This is a slightly edited version of my submission in 2015 for a collection of essays being compiled and edited for publication by my friend and long-time vegan Butterflies Katz. The topic I chose is I’m An Abolitionist Vegan.
I’m an abolitionist vegan , but that wasn’t always the case.
For the first 36 years of my life, I did as those around me did – I engaged in the daily consumption of products of animal exploitation. I thought nothing of eating dead and dismembered animals, swallowing their secretions, wearing their skins and enjoying various forms of entertainment their use provided. I mean, it wasn’t as if my demand for animal products was a direct contributing factor in supporting a worldwide system of animal enslavement, injustice, suffering, neglect and, ultimately, the mercilessly brutal taking of their lives… right?
Wrong.
Once exposed to the truth of the system I’ve just described, I was horrified and desperately wanted to “do something” to end these horrors, so I engaged in what I thought was effective animal “rights” activism through animal welfare organizations and their single-issue campaigns. I was unknowingly caught in a wave of welfarism that often had little or nothing to do with promoting veganism. Organizations spoke about compassion and I couldn’t articulate then that the problem isn’t a lack of compassion but rather the presence of injustice. They promoted “incremental changes” and said “every little bit helps”, so I bought into the defeatist attitude that “the world will never go vegan, so let’s make the cages more comfortable”. I know now that when we advocate for anything less than living vegan, we engender, foster and promote speciesism.
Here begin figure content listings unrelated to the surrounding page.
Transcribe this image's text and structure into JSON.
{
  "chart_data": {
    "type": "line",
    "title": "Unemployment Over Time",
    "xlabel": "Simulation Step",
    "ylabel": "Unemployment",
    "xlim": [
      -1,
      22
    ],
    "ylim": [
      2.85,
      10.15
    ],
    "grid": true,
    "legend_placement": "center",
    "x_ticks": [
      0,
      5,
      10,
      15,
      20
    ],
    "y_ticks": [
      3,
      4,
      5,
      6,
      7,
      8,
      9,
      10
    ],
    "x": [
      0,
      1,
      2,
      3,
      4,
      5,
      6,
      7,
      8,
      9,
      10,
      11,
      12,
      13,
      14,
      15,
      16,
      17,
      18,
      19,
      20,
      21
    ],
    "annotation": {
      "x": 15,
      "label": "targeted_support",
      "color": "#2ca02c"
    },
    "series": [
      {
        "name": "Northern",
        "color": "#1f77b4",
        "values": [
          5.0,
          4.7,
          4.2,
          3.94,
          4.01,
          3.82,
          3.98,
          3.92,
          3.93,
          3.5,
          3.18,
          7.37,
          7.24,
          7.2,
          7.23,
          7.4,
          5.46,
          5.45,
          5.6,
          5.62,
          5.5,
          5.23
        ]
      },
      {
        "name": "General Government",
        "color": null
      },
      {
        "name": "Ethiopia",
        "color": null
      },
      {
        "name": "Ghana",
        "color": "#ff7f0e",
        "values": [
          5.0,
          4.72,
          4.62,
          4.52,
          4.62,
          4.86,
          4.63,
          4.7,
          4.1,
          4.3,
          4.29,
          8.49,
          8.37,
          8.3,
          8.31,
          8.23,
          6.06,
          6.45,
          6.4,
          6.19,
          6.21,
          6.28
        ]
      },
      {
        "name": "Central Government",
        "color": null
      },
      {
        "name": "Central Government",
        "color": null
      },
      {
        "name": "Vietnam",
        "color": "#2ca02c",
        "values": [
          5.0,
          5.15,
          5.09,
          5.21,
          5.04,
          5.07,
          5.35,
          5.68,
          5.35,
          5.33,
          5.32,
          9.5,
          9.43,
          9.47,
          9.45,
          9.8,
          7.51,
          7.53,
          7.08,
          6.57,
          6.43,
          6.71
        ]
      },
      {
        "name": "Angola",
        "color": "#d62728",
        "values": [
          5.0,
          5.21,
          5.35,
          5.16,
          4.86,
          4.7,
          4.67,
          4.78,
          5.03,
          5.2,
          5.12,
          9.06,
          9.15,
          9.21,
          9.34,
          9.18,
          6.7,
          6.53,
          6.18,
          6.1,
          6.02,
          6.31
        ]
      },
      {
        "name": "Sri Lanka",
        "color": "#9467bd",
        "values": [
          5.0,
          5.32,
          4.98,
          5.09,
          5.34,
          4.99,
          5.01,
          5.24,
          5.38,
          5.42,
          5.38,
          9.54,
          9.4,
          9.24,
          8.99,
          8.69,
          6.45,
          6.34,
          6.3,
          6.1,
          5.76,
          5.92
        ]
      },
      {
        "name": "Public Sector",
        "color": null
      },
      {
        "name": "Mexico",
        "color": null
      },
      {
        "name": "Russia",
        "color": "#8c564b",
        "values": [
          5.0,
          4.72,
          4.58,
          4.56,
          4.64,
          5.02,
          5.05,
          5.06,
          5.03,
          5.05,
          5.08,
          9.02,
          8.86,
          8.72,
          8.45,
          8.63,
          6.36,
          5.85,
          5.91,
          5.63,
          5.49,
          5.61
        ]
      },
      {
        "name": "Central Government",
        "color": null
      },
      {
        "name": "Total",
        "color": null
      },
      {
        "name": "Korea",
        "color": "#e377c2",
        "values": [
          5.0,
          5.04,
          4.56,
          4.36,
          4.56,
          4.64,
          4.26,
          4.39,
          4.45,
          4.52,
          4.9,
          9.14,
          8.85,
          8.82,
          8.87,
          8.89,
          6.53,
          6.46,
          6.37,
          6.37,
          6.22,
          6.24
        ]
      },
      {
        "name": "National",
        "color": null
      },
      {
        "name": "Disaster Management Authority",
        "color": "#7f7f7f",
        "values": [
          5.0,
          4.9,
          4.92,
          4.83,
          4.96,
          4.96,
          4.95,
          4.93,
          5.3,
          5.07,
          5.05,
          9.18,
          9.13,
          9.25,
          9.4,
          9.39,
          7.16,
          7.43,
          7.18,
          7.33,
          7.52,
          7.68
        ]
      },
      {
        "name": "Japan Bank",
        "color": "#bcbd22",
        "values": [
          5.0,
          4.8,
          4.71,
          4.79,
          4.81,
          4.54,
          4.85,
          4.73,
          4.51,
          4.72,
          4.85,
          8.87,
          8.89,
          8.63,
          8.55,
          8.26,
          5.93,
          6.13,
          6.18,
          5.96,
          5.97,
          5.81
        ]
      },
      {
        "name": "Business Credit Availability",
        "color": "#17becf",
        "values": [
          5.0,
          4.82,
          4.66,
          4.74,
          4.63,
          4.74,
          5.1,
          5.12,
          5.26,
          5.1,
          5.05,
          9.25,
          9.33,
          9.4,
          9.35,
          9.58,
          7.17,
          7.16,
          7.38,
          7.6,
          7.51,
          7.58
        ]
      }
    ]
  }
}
After a decade of welfarism, I learned of the abolitionist approach to animal rights and my entire perspective changed. The unassailable logic and clarity of Professor Gary L. Francione’s ideas rang true and helped me understand that clear, consistent vegan education is the most effective way to bring justice to animals by working to give them the right not to be used or abused by humans as disposable, replaceable resources and commodities.
[It is important to note that, while it’s true that my first exposure to abolitionism was through Francione’s work from the 1990s to present, the idea of nonviolent abolitionism, as directly opposed to welfarism, was being developed in relation to veganism and animal rights as far back as 1967 with the publication of Out of the Jungle by H. Jay Dinshah, founder of the American Vegan Society.]
(please see our disclaimer about the mention of groups, individuals and organizations)
When we have the opportunity to educate people about veganism as the moral baseline for our treatment of individuals of other species, then as vegans I feel it is incumbent upon us to do so, unflinchingly and unequivocally, and here’s why: Convince one person to become vegan and you immediately eliminate support for dozens of animal exploitation issues. Convince ten and you multiply the effect accordingly. Conversely, convince one person that, for example, circuses are cruel (but not discuss veganism) and s/he may leave the circus… only to arrive two hours earlier at the neighbor’s barbecue and feast on slaughtered animals, never making the connection between the elephant under the big top and the burger on their plate. Which approach sounds more effective? Which approach leads to an internal ethical shift? Which approach leads us in the direction in which we want to go?
I choose the abolitionist approach. I am an abolitionist vegan.